Characterization of angiotensin-II effects on cerebral and ocular circulation by noninvasive methods

Kurt Krejcy

Kurt Krejcy

Department of Clinical Pharmacology, ,

Institute of Pharmacology and ,

Search for more papers by this author
Michael Wolzt

Michael Wolzt

Department of Clinical Pharmacology, ,

Search for more papers by this author
Claudia Kreuzer

Claudia Kreuzer

Department of Clinical Pharmacology, ,

Search for more papers by this author
Helene Breiteneder

Helene Breiteneder

Department of Clinical Pharmacology, ,

Search for more papers by this author
Wolfgang Schütz

Wolfgang Schütz

Institute of Pharmacology and ,

Search for more papers by this author
Hans-Georg Eichler

Hans-Georg Eichler

Department of Clinical Pharmacology, ,

Search for more papers by this author
Leopold Schmetterer

Leopold Schmetterer

Department of Clinical Pharmacology, ,

Institute of Medical Physics, University of Vienna, Austria

Search for more papers by this author
First published: 02 October 2003
Citations: 31
Dr Leopold Schmetterer Department of Clinical Pharmacology, Vienna University Hospital, Allgemeines Krankenhaus Wien, A-1090 Wien, Währinger Gürtel 18-20, Austria.

Abstract

Aims  The role of the renin-angiotensin-system (RAS) in the cerebral and ocular circulation is still a matter of controversy. In vitro and animal data lead to partially contradicting results. However, direct investigation of locally generated angiotensin II (Ang II) in humans is not possible in vivo. Hence, we hypothesised that it might be possible to characterize local effects of Ang II by comparing systemic and local haemodynamic parameters during exogenous Ang II infusion.

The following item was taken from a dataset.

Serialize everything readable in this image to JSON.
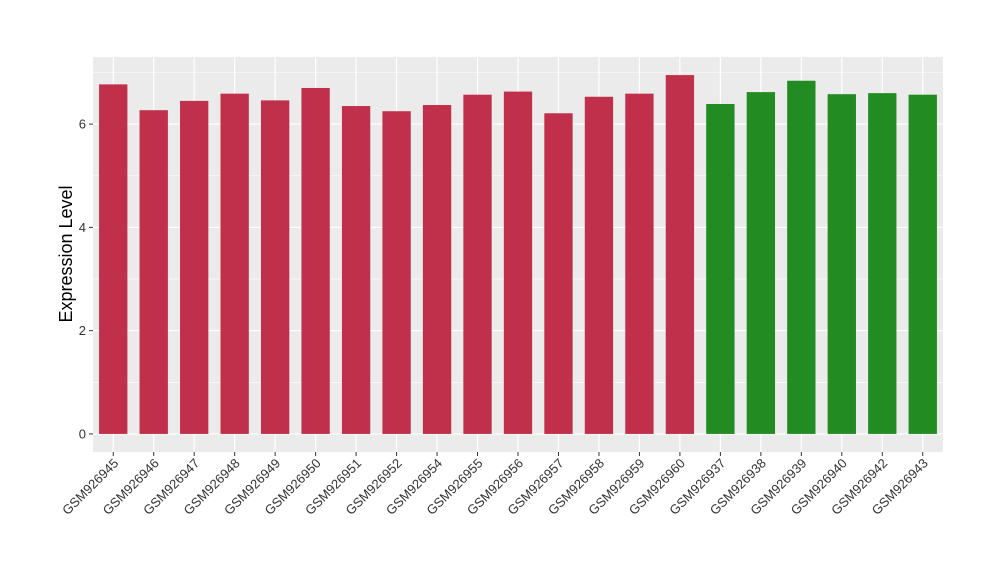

Methods  In a placebo-controlled, double-blind, two-way cross over study blood flow velocities in the middle cerebral and the ophthalmic artery and ocular fundus pulsations were measured during stepwise increasing doses of Ang II in 10 healthy subjects. Blood flow velocities were assessed by Doppler sonography, fundus pulsation amplitudes (FPA), which estimate local pulsatile ocular blood flow were measured by laser interferometry. Additionally, systemic blood pressure and pulse rate were measured.

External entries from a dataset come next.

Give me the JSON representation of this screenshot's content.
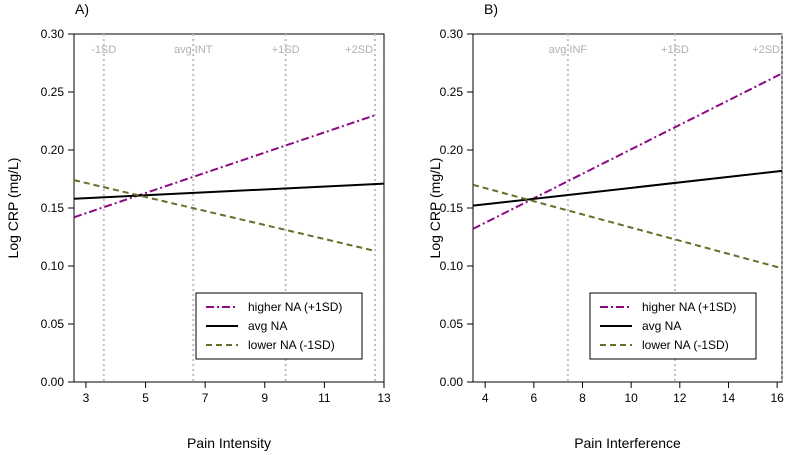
{
  "chart_data": [
    {
      "type": "line",
      "panel_label": "A)",
      "xlabel": "Pain Intensity",
      "ylabel": "Log CRP (mg/L)",
      "xlim": [
        2.6,
        13.0
      ],
      "ylim": [
        0.0,
        0.3
      ],
      "xticks": [
        3,
        5,
        7,
        9,
        11,
        13
      ],
      "yticks": [
        "0.00",
        "0.05",
        "0.10",
        "0.15",
        "0.20",
        "0.25",
        "0.30"
      ],
      "reference_lines": [
        {
          "label": "-1SD",
          "x": 3.6
        },
        {
          "label": "avg INT",
          "x": 6.6
        },
        {
          "label": "+1SD",
          "x": 9.7
        },
        {
          "label": "+2SD",
          "x": 12.7
        }
      ],
      "series": [
        {
          "name": "higher NA (+1SD)",
          "color": "#8b0a82",
          "style": "dashdot",
          "x": [
            2.6,
            12.7
          ],
          "y": [
            0.142,
            0.23
          ]
        },
        {
          "name": "avg NA",
          "color": "#000000",
          "style": "solid",
          "x": [
            2.6,
            13.0
          ],
          "y": [
            0.158,
            0.171
          ]
        },
        {
          "name": "lower NA (-1SD)",
          "color": "#6b6b2a",
          "style": "dashed",
          "x": [
            2.6,
            12.7
          ],
          "y": [
            0.174,
            0.113
          ]
        }
      ],
      "legend": {
        "position": "bottom-right",
        "entries": [
          "higher NA (+1SD)",
          "avg NA",
          "lower NA (-1SD)"
        ]
      }
    },
    {
      "type": "line",
      "panel_label": "B)",
      "xlabel": "Pain Interference",
      "ylabel": "Log CRP (mg/L)",
      "xlim": [
        3.5,
        16.2
      ],
      "ylim": [
        0.0,
        0.3
      ],
      "xticks": [
        4,
        6,
        8,
        10,
        12,
        14,
        16
      ],
      "yticks": [
        "0.00",
        "0.05",
        "0.10",
        "0.15",
        "0.20",
        "0.25",
        "0.30"
      ],
      "reference_lines": [
        {
          "label": "avg INF",
          "x": 7.4
        },
        {
          "label": "+1SD",
          "x": 11.8
        },
        {
          "label": "+2SD",
          "x": 16.2
        }
      ],
      "series": [
        {
          "name": "higher NA (+1SD)",
          "color": "#8b0a82",
          "style": "dashdot",
          "x": [
            3.5,
            16.2
          ],
          "y": [
            0.132,
            0.266
          ]
        },
        {
          "name": "avg NA",
          "color": "#000000",
          "style": "solid",
          "x": [
            3.5,
            16.2
          ],
          "y": [
            0.152,
            0.182
          ]
        },
        {
          "name": "lower NA (-1SD)",
          "color": "#6b6b2a",
          "style": "dashed",
          "x": [
            3.5,
            16.2
          ],
          "y": [
            0.17,
            0.098
          ]
        }
      ],
      "legend": {
        "position": "bottom-right",
        "entries": [
          "higher NA (+1SD)",
          "avg NA",
          "lower NA (-1SD)"
        ]
      }
    }
  ]
}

Results  Ang II dose-dependently decreased resistive index (RI) and increased mean flow velocities (MFV) in both arteries. Fundus pulsation amplitude was dose-dependently decreased by Ang II, whereas mean arterial pressure (MAP) was significantly increased. Pulse pressure amplitude (PPA) was not affected by Ang II administration. There was a high degree of correlation between changes in RIs and the analogously calculated PPA/systolic blood pressure during Ang II infusion, which indicates that the changes in RI after Ang II administration can be attributed to changes in systemic haemodynamics. Calculation of total local ocular blood flow from fundus pulsation amplitudes and changes in flow pulsatility in the ophthalmic artery further argue against significant blood flow changes after Ang II administration.

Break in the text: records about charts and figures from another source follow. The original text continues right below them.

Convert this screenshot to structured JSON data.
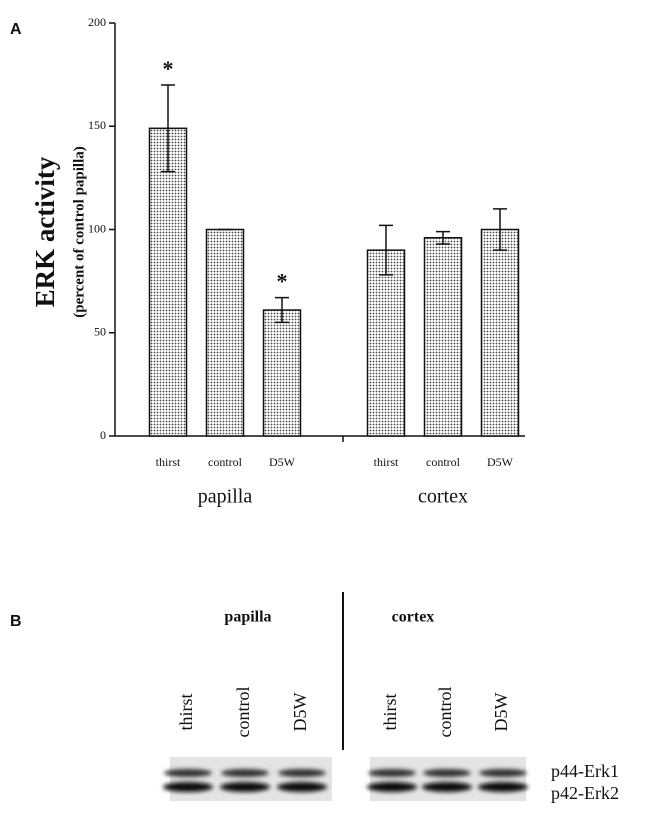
{
  "panel_a_label": "A",
  "chart_data": {
    "type": "bar",
    "ylabel": "ERK activity",
    "ylabel_sub": "(percent of control papilla)",
    "categories": [
      "thirst",
      "control",
      "D5W",
      "thirst",
      "control",
      "D5W"
    ],
    "groups": [
      "papilla",
      "cortex"
    ],
    "values": [
      149,
      100,
      61,
      90,
      96,
      100
    ],
    "errors": [
      21,
      0,
      6,
      12,
      3,
      10
    ],
    "significance": [
      "*",
      null,
      "*",
      null,
      null,
      null
    ],
    "ylim": [
      0,
      200
    ],
    "yticks": [
      0,
      50,
      100,
      150,
      200
    ],
    "grid": false
  },
  "panel_b": {
    "label": "B",
    "groups": [
      {
        "name": "papilla",
        "lanes": [
          "thirst",
          "control",
          "D5W"
        ]
      },
      {
        "name": "cortex",
        "lanes": [
          "thirst",
          "control",
          "D5W"
        ]
      }
    ],
    "bands": [
      "p44-Erk1",
      "p42-Erk2"
    ]
  }
}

Conclusions  Interpretation of data from Doppler sonography and laser interferometry must be done very carefully when concomitant changes in systemic haemodynamics occur. RI cannot necessarily be taken as an index of distal vascular resistance in these cases and changes in MFV can be caused by changes in vessel diameter or in blood flow. Moreover, FPA cannot be taken as a measure of ocular blood flow if no additional data on flow pulsatility are available. The combination of our systemic and local haemodynamic data indicates that cerebral and ocular circulation are comparably insensitive to changes in local Ang II concentrations. Fundus pulsation and blood flow velocity measurements indicate that neither choroidal nor optic nerve head blood flow are significantly affected by administration of Ang II.